Leaving her briefly to drip in the entryway, he returned with a soft dry bath sheet. “I brought towels in case I had to shower here,” he said by way of explanation. “Let’s get you out of that T-shirt.”

“I don’t think so!” Elaine grabbed the wet hem.

“The towel isn’t going to do much good if you keep those wet clothes on.”

“I’m not getting undressed in here.”

Mitch lowered the towel. “Right. Because you’d rather be the only participant in a wet T-shirt contest.”

Elaine looked down, gasped and crossed her arms across her chest.

“Do you want to change in another room?” He waved the towel toward the rear of the apartment.

“No. I’m going to go home. To my apartment. But I’ll take the towel.” She held out her hand.

After brief consideration, Mitch handed over the bath sheet. Elaine wrapped it around her nearly transparent shirt and turned to leave. He almost let her before he said, “I’ll be over in fifteen minutes to find out why you were peering through my window.”

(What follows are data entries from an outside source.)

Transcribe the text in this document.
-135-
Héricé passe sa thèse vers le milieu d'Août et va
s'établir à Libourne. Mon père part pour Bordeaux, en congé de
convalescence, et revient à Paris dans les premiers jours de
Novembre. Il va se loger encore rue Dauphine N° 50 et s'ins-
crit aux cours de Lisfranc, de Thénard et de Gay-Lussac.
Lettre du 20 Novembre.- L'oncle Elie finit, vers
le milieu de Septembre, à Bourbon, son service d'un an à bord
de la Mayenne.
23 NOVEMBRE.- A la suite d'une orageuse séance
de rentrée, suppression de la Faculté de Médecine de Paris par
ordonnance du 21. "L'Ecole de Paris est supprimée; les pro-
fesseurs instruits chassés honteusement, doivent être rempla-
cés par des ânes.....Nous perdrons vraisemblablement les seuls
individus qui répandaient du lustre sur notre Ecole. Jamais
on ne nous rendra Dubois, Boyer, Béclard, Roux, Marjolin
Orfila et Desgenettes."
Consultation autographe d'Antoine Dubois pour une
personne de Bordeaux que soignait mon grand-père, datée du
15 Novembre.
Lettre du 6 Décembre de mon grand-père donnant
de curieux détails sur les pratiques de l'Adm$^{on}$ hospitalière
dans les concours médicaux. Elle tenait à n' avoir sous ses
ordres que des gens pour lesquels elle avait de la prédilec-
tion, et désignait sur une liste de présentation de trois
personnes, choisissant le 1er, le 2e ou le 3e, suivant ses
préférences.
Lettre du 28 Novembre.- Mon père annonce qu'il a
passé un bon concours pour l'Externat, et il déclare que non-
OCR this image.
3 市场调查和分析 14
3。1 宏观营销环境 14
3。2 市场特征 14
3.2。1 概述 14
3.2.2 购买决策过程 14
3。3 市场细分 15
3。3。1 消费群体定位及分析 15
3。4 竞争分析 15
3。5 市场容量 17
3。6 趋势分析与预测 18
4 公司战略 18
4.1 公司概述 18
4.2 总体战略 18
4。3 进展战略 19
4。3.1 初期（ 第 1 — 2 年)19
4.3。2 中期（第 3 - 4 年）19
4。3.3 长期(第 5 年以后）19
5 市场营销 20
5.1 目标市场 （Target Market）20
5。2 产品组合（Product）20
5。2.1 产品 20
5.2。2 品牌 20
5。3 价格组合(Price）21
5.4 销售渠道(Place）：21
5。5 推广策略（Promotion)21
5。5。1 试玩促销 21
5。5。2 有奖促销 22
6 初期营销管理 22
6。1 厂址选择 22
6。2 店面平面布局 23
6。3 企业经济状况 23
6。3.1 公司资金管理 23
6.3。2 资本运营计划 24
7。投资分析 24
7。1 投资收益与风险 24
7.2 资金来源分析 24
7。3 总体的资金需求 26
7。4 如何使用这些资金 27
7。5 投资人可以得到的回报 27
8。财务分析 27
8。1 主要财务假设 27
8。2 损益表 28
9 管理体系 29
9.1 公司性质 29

Elaine halted momentarily, but didn’t turn around. “Make it twenty.”

He arrived on her doorstep precisely twenty minutes later. The bag he carried smelled like a grilled onion burger and hot fries and had Burgerville written across the side.

“Come in.”

Mitch crossed the threshold, appraising her freshly showered self. She’d dressed in white jeans, a sleeveless cotton turtleneck in pale peach, and gold Winnie-the-Pooh earrings. It was a classic butter-wouldn’t-melt-in-my-mouth-so-I’m-sure-you’ll-believe-me-when-I-say-I-most-certainly-was-not-peering-through-your-window ensemble.